"Le sens de l'âge", un film-documentaire sur les plus de 80 ans

"Il y a une légèreté dans la vieillesse", dit l'une, "c'est le meilleur moment de ma vie, je me trouve bien", dit l'autre : dans son film "Le sens de l'âge", paisible et allègre, Ludovic Virot donne la parole à six octogénaires qui lui confient leurs désirs et leurs attentes.

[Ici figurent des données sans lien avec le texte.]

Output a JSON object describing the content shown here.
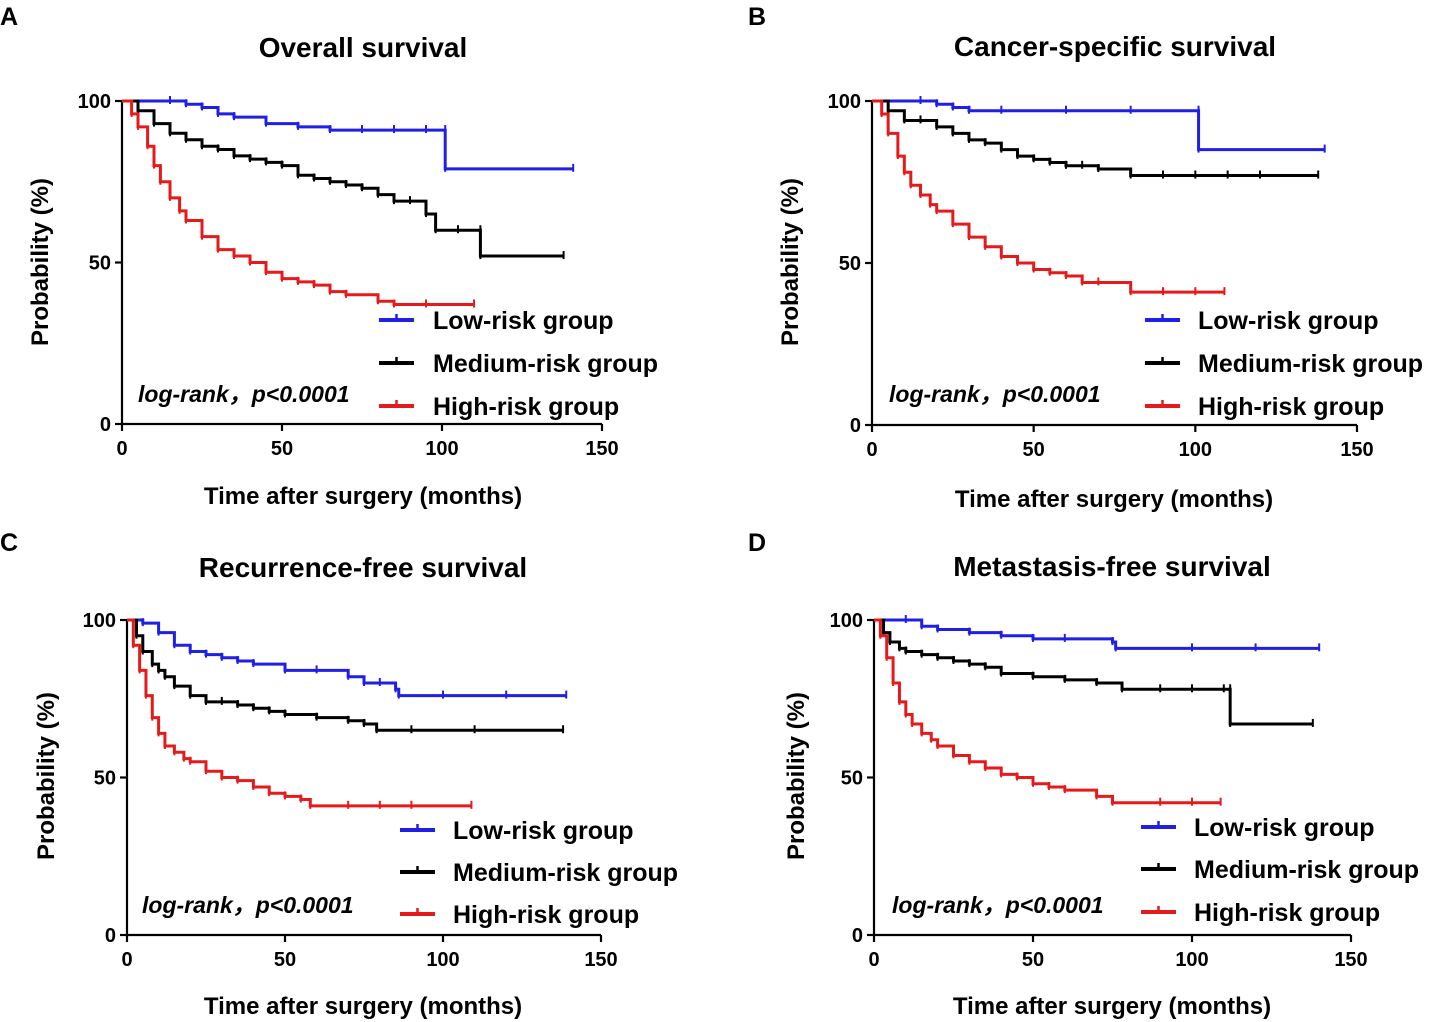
{
  "colors": {
    "low": "#1f1fe6",
    "medium": "#000000",
    "high": "#e51a1a"
  },
  "chart_data": [
    {
      "type": "line",
      "panel": "A",
      "title": "Overall survival",
      "xlabel": "Time after surgery (months)",
      "ylabel": "Probability (%)",
      "xlim": [
        0,
        150
      ],
      "ylim": [
        0,
        100
      ],
      "xticks": [
        "0",
        "50",
        "100",
        "150"
      ],
      "yticks": [
        "0",
        "50",
        "100"
      ],
      "annotation": "log-rank，p<0.0001",
      "series": [
        {
          "name": "Low-risk group",
          "color": "#1f1fe6",
          "x": [
            0,
            15,
            20,
            25,
            30,
            35,
            45,
            55,
            65,
            75,
            85,
            95,
            101,
            101,
            141
          ],
          "y": [
            100,
            100,
            99,
            98,
            96,
            95,
            93,
            92,
            91,
            91,
            91,
            91,
            91,
            79,
            79
          ]
        },
        {
          "name": "Medium-risk group",
          "color": "#000000",
          "x": [
            0,
            5,
            10,
            15,
            20,
            25,
            30,
            35,
            40,
            45,
            50,
            55,
            60,
            65,
            70,
            75,
            80,
            85,
            90,
            95,
            98,
            105,
            112,
            112,
            138
          ],
          "y": [
            100,
            97,
            93,
            90,
            88,
            86,
            85,
            83,
            82,
            81,
            80,
            77,
            76,
            75,
            74,
            73,
            71,
            69,
            69,
            65,
            60,
            60,
            60,
            52,
            52
          ]
        },
        {
          "name": "High-risk group",
          "color": "#e51a1a",
          "x": [
            0,
            3,
            5,
            8,
            10,
            12,
            15,
            18,
            20,
            25,
            30,
            35,
            40,
            45,
            50,
            55,
            60,
            65,
            70,
            80,
            85,
            95,
            110
          ],
          "y": [
            100,
            96,
            92,
            86,
            80,
            75,
            70,
            66,
            63,
            58,
            54,
            52,
            50,
            47,
            45,
            44,
            43,
            41,
            40,
            38,
            37,
            37,
            37
          ]
        }
      ]
    },
    {
      "type": "line",
      "panel": "B",
      "title": "Cancer-specific survival",
      "xlabel": "Time after surgery (months)",
      "ylabel": "Probability (%)",
      "xlim": [
        0,
        150
      ],
      "ylim": [
        0,
        100
      ],
      "xticks": [
        "0",
        "50",
        "100",
        "150"
      ],
      "yticks": [
        "0",
        "50",
        "100"
      ],
      "annotation": "log-rank，p<0.0001",
      "series": [
        {
          "name": "Low-risk group",
          "color": "#1f1fe6",
          "x": [
            0,
            15,
            20,
            25,
            30,
            40,
            60,
            80,
            101,
            101,
            140
          ],
          "y": [
            100,
            100,
            99,
            98,
            97,
            97,
            97,
            97,
            97,
            85,
            85
          ]
        },
        {
          "name": "Medium-risk group",
          "color": "#000000",
          "x": [
            0,
            5,
            10,
            15,
            20,
            25,
            30,
            35,
            40,
            45,
            50,
            55,
            60,
            65,
            70,
            80,
            90,
            100,
            110,
            120,
            138
          ],
          "y": [
            100,
            97,
            94,
            94,
            92,
            90,
            88,
            87,
            85,
            83,
            82,
            81,
            80,
            80,
            79,
            77,
            77,
            77,
            77,
            77,
            77
          ]
        },
        {
          "name": "High-risk group",
          "color": "#e51a1a",
          "x": [
            0,
            3,
            5,
            8,
            10,
            12,
            15,
            18,
            20,
            25,
            30,
            35,
            40,
            45,
            50,
            55,
            60,
            65,
            70,
            80,
            90,
            100,
            109
          ],
          "y": [
            100,
            96,
            90,
            83,
            78,
            74,
            71,
            68,
            66,
            62,
            58,
            55,
            52,
            50,
            48,
            47,
            46,
            44,
            44,
            41,
            41,
            41,
            41
          ]
        }
      ]
    },
    {
      "type": "line",
      "panel": "C",
      "title": "Recurrence-free survival",
      "xlabel": "Time after surgery (months)",
      "ylabel": "Probability (%)",
      "xlim": [
        0,
        150
      ],
      "ylim": [
        0,
        100
      ],
      "xticks": [
        "0",
        "50",
        "100",
        "150"
      ],
      "yticks": [
        "0",
        "50",
        "100"
      ],
      "annotation": "log-rank，p<0.0001",
      "series": [
        {
          "name": "Low-risk group",
          "color": "#1f1fe6",
          "x": [
            0,
            5,
            10,
            15,
            20,
            25,
            30,
            35,
            40,
            50,
            60,
            70,
            75,
            80,
            85,
            86,
            100,
            120,
            139
          ],
          "y": [
            100,
            99,
            96,
            92,
            90,
            89,
            88,
            87,
            86,
            84,
            84,
            82,
            80,
            80,
            78,
            76,
            76,
            76,
            76
          ]
        },
        {
          "name": "Medium-risk group",
          "color": "#000000",
          "x": [
            0,
            3,
            5,
            8,
            10,
            12,
            15,
            20,
            25,
            30,
            35,
            40,
            45,
            50,
            60,
            70,
            75,
            79,
            90,
            110,
            138
          ],
          "y": [
            100,
            95,
            90,
            86,
            84,
            82,
            79,
            76,
            74,
            74,
            73,
            72,
            71,
            70,
            69,
            68,
            67,
            65,
            65,
            65,
            65
          ]
        },
        {
          "name": "High-risk group",
          "color": "#e51a1a",
          "x": [
            0,
            2,
            4,
            6,
            8,
            10,
            12,
            15,
            18,
            20,
            25,
            30,
            35,
            40,
            45,
            50,
            55,
            58,
            70,
            80,
            90,
            109
          ],
          "y": [
            100,
            92,
            84,
            76,
            69,
            64,
            60,
            58,
            56,
            55,
            52,
            50,
            49,
            47,
            45,
            44,
            43,
            41,
            41,
            41,
            41,
            41
          ]
        }
      ]
    },
    {
      "type": "line",
      "panel": "D",
      "title": "Metastasis-free survival",
      "xlabel": "Time after surgery (months)",
      "ylabel": "Probability (%)",
      "xlim": [
        0,
        150
      ],
      "ylim": [
        0,
        100
      ],
      "xticks": [
        "0",
        "50",
        "100",
        "150"
      ],
      "yticks": [
        "0",
        "50",
        "100"
      ],
      "annotation": "log-rank，p<0.0001",
      "series": [
        {
          "name": "Low-risk group",
          "color": "#1f1fe6",
          "x": [
            0,
            10,
            15,
            20,
            30,
            40,
            50,
            60,
            75,
            76,
            100,
            120,
            140
          ],
          "y": [
            100,
            100,
            98,
            97,
            96,
            95,
            94,
            94,
            93,
            91,
            91,
            91,
            91
          ]
        },
        {
          "name": "Medium-risk group",
          "color": "#000000",
          "x": [
            0,
            3,
            5,
            8,
            10,
            15,
            20,
            25,
            30,
            35,
            40,
            50,
            60,
            70,
            78,
            90,
            100,
            110,
            112,
            112,
            138
          ],
          "y": [
            100,
            96,
            93,
            91,
            90,
            89,
            88,
            87,
            86,
            85,
            83,
            82,
            81,
            80,
            78,
            78,
            78,
            78,
            78,
            67,
            67
          ]
        },
        {
          "name": "High-risk group",
          "color": "#e51a1a",
          "x": [
            0,
            2,
            4,
            6,
            8,
            10,
            12,
            15,
            18,
            20,
            25,
            30,
            35,
            40,
            45,
            50,
            55,
            60,
            70,
            75,
            90,
            100,
            109
          ],
          "y": [
            100,
            95,
            88,
            80,
            74,
            70,
            67,
            64,
            62,
            60,
            57,
            55,
            53,
            51,
            50,
            48,
            47,
            46,
            44,
            42,
            42,
            42,
            42
          ]
        }
      ]
    }
  ]
}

Ils sont autonomes, comme la grande majorité de leur classe d'âge, ils vivent pleinement, ils réfléchissent à leur vie d'hier et d'aujourd'hui, sans nostalgie, et bien sûr ils pensent à la mort. Les rencontres, qui se succèdent comme des tableaux, apparaissent comme des moments de pure tendresse, entrecoupés sur l'écran de haïkus, ces très courts poèmes japonais.
"La plupart des documentaires sur le sujet traitent exclusivement des difficultés liées au grand âge, ou à l'opposé occultent ces mêmes difficultés au profit d'un jeunisme revendiqué", dit Ludovic Virot, qui a voulu montrer une réalité entre ces deux extrêmes.
La vieillesse, "ce n'est pas une perte, c'est un autre état", dit Frida, 87 ans. Elle raconte ses copines qui se sont "fait opérer de tout" et que "ne vont pas mieux" qu'elle. Elle achète les médicaments que lui conseille son médecin mais ne les prend pas.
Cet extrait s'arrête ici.